Immobilie // Bau
Mängelrechte vor Abnahme?
Der Bundesgerichtshof hat in seiner Entscheidung vom 19. Januar 2017, AZ: VII ZR 193/15 zu der Frage Stellung genommen, ob ein Besteller Mängelrechte bereits vor Abnahme geltend machen kann. Nach Auffassung des 7. Zivilsenats ergibt sich aus § 634 BGB, dass der Besteller grundsätzlich Mängelrechte erst nach Abnahme des Werkes mit Erfolg geltend machen kann. Ausnahmsweise ist er aber berechtigt, Mängelrechte nach § 634 Nr. 2 bis 4 BGB auch ohne Abnahme geltend zu machen, und zwar dann, wenn er nicht mehr die (Nach-)Erfüllung des Vertrages verlangen kann und das Vertragsverhältnis in ein Abrechnungsverhältnis übergegangen ist. Allerdings ist alleine das Verlangen eines Vorschusses zur Beseitigung eines Mangels im Wege der Selbstvornahme nicht ausreichend.
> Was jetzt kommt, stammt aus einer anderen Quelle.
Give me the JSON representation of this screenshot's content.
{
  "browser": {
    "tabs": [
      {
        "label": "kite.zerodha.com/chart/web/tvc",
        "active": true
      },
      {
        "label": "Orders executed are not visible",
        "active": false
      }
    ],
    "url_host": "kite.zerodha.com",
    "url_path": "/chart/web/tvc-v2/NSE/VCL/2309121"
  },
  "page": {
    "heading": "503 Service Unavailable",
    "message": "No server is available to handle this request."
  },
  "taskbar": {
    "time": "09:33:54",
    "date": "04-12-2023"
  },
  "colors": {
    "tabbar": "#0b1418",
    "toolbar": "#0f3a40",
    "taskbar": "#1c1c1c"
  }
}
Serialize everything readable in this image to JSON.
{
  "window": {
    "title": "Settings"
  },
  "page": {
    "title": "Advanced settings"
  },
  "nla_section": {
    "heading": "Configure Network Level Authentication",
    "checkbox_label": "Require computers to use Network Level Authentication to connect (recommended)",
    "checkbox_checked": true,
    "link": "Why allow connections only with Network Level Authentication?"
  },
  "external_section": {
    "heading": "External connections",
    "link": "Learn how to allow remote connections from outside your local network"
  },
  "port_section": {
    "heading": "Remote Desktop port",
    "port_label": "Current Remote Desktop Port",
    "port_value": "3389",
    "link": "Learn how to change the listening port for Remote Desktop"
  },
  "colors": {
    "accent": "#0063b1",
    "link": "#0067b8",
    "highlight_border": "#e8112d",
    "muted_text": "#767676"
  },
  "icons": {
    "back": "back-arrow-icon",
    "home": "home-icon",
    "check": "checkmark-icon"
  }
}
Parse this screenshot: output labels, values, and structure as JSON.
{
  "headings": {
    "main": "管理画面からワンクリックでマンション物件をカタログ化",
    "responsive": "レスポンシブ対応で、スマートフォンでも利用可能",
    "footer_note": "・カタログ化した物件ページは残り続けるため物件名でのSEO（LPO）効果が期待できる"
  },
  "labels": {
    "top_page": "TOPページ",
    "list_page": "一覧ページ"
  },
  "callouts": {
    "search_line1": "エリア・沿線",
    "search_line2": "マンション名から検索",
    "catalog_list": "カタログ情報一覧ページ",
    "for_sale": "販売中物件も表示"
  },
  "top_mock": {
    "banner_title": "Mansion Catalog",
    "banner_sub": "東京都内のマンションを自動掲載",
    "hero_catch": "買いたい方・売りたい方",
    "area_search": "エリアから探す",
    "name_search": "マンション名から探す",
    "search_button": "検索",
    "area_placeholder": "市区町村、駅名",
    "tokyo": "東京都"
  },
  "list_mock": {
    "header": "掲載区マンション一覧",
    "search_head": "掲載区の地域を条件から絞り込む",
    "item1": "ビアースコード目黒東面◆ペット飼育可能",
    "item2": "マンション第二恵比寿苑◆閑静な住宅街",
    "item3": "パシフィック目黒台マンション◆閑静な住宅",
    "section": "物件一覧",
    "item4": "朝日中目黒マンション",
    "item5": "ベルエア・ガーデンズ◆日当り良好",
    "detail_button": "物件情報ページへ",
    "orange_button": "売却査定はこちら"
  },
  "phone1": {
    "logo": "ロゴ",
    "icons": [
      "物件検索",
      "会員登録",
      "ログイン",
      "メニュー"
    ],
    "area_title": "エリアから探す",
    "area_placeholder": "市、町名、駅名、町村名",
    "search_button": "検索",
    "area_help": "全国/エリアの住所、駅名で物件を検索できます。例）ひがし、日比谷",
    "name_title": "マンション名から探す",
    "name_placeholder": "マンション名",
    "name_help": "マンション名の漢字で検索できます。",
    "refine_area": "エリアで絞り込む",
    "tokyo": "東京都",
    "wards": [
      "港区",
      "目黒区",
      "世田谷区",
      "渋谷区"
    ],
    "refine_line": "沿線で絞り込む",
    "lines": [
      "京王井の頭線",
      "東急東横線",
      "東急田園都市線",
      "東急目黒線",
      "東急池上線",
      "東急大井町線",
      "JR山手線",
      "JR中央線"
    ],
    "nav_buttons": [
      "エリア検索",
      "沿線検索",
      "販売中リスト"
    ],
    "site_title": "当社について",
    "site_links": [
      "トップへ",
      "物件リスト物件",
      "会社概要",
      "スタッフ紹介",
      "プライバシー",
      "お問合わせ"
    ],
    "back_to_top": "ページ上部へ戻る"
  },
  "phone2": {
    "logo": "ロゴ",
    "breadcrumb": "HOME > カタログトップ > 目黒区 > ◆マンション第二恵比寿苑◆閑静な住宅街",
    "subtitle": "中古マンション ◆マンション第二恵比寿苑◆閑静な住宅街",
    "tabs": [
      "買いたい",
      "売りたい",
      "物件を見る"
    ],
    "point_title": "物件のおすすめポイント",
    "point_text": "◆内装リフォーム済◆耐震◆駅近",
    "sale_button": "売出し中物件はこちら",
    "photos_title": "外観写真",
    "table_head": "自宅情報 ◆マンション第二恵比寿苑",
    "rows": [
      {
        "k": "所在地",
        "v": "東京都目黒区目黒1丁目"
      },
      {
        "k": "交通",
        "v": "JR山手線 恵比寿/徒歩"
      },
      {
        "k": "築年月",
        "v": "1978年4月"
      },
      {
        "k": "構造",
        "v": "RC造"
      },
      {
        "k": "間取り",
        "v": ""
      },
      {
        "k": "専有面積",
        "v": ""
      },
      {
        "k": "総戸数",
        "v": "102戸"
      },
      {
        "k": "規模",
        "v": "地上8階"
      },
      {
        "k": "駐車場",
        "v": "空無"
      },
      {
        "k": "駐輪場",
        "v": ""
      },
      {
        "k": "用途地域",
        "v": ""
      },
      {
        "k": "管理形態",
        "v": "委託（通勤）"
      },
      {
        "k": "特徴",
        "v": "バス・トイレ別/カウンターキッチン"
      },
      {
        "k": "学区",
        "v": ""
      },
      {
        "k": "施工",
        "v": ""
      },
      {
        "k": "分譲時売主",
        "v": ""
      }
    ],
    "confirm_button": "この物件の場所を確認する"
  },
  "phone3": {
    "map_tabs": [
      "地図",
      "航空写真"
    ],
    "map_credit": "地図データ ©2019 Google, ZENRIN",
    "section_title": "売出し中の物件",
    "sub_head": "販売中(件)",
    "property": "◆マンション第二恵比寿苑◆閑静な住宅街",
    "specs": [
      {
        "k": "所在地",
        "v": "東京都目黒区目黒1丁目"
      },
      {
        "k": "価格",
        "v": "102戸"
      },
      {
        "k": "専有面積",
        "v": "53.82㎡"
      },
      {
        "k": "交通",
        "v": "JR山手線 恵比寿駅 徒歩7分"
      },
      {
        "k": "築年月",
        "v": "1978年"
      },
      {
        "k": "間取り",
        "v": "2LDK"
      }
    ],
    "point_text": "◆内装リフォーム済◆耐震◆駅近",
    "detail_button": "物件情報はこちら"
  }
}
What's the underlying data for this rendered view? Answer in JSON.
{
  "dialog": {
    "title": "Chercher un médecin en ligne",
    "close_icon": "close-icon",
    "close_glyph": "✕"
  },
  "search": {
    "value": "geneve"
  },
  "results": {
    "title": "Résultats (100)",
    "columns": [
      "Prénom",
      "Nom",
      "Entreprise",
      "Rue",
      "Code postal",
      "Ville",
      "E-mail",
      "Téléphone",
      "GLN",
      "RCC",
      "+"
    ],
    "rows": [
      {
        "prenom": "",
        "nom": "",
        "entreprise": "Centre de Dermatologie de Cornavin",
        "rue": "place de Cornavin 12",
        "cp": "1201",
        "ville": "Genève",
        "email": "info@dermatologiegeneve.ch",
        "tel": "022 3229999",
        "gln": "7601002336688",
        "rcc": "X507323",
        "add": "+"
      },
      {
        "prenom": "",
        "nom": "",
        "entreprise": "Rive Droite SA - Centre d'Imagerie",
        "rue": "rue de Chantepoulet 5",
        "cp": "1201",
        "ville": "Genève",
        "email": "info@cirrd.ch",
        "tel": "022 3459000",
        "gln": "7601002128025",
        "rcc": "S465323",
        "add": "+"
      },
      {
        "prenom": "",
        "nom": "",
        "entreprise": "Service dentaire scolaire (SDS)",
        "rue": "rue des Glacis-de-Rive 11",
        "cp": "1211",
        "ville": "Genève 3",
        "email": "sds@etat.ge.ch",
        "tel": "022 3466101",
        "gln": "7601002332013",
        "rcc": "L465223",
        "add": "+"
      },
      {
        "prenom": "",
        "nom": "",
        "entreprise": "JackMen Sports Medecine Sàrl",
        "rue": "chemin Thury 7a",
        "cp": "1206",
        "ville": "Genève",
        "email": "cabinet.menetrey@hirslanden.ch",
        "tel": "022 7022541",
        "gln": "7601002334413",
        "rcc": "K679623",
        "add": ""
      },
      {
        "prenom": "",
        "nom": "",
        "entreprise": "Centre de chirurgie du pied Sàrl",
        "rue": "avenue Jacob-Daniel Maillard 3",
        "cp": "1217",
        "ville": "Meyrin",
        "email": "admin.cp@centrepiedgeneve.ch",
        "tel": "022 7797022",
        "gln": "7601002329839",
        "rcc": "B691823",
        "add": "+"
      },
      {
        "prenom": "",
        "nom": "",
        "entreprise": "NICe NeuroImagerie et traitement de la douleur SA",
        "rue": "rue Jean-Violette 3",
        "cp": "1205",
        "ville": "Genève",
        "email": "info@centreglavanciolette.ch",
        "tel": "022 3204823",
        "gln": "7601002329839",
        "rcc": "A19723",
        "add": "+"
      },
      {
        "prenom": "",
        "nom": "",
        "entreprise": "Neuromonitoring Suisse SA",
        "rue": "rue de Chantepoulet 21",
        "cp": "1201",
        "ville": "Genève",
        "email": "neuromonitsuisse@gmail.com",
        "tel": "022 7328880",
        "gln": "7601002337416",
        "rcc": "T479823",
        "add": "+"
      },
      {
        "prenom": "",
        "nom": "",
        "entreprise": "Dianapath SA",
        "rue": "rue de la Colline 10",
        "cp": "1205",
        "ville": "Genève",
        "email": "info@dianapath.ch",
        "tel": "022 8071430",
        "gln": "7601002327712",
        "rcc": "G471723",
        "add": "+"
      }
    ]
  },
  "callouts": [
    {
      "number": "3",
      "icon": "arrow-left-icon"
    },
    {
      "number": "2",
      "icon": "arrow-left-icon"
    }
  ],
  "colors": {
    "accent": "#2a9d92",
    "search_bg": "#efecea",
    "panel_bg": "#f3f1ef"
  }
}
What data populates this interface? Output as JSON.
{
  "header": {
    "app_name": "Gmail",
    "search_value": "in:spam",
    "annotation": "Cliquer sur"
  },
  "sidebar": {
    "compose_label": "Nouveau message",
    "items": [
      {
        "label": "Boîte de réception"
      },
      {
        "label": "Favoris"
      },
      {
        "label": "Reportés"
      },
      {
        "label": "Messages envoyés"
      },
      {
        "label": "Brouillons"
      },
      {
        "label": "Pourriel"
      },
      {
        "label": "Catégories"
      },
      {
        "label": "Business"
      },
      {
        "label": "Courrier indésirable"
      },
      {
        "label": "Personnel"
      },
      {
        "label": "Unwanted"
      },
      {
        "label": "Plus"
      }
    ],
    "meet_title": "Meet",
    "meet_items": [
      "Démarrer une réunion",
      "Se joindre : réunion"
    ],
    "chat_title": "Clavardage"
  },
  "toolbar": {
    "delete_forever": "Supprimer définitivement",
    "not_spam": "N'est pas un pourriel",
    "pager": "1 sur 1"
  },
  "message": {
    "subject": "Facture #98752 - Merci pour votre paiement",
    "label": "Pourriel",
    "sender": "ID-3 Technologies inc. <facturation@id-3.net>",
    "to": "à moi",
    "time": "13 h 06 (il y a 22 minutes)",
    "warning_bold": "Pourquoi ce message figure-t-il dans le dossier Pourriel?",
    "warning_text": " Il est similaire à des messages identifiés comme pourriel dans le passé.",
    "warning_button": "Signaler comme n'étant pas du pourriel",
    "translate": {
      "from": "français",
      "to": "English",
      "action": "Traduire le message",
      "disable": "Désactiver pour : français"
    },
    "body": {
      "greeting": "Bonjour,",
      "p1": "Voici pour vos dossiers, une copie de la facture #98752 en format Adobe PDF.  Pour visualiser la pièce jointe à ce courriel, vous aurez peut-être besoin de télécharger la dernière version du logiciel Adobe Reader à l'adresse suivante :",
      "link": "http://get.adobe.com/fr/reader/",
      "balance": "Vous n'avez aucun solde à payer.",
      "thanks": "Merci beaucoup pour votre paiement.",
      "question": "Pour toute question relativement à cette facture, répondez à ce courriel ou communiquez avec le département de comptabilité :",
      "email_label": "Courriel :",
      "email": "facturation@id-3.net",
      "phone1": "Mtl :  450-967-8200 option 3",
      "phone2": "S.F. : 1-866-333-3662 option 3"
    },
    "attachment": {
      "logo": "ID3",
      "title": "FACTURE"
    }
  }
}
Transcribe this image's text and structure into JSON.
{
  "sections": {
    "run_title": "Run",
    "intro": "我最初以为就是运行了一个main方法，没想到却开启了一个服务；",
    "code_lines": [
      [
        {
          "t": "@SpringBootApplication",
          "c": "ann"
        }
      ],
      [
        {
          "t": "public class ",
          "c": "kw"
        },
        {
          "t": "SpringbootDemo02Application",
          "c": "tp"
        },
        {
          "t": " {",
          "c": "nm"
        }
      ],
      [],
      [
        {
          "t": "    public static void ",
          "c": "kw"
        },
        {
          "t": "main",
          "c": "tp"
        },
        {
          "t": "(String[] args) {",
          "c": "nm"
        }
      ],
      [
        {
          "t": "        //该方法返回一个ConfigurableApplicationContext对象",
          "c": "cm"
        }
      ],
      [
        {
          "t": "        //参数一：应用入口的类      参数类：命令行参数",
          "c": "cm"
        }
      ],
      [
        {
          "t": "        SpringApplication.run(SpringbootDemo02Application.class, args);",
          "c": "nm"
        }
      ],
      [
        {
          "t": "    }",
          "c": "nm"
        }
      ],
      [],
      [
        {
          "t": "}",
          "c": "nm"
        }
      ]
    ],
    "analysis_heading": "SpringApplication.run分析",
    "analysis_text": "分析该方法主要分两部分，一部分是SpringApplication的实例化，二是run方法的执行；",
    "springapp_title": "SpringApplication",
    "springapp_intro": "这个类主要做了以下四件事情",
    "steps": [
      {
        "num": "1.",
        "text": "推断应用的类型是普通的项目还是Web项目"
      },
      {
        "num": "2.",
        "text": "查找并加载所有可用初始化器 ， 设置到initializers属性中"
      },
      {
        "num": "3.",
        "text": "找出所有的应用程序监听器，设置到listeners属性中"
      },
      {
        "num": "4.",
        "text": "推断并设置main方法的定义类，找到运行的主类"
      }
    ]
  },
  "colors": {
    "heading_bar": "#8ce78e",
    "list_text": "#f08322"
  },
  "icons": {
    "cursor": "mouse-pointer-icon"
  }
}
In einem solchen Fall entsteht ein Abrechnungsverhältnis nur dann, wenn der Besteller ausdrücklich oder konkludent zum Ausdruck bringt, dass er unter keinen Umständen mehr mit dem Unternehmer, der ihm das Werk als fertiggestellt zur Abnahme angeboten hat, zusammenarbeiten will.
Fazit:
Nach dem alten Schuldrecht setzte die Geltendmachung von Mängelansprüchen gemäß § 633 ff. BGB a.F. eine Abnahme nicht voraus. In Rechtsprechung und Literatur war es lange umstritten, ob die Mängelrechte aus § 634 BGB n.F. vom Besteller schon vor Abnahme geltend gemacht werden können. Nunmehr hat der Bundesgerichtshof diese Frage endlich entschieden. Zur Begründung führt das Gericht aus, dass die Abnahme des Werkes den maßgebenden Zeitpunkt markiert, ab dem die Mängelrechte des Bestellers aus § 634 BGB eingreifen. Bis dahin kann der Unternehmer frei wählen, wie er den Anspruch des Bestellers auf mangelfreie Herstellung aus § 631 Abs. 1 BGB erfüllt. Der vorliegende Rechtsstreit zeigt allerdings, dass es keinen Grundsatz ohne Ausnahmeregelung gibt.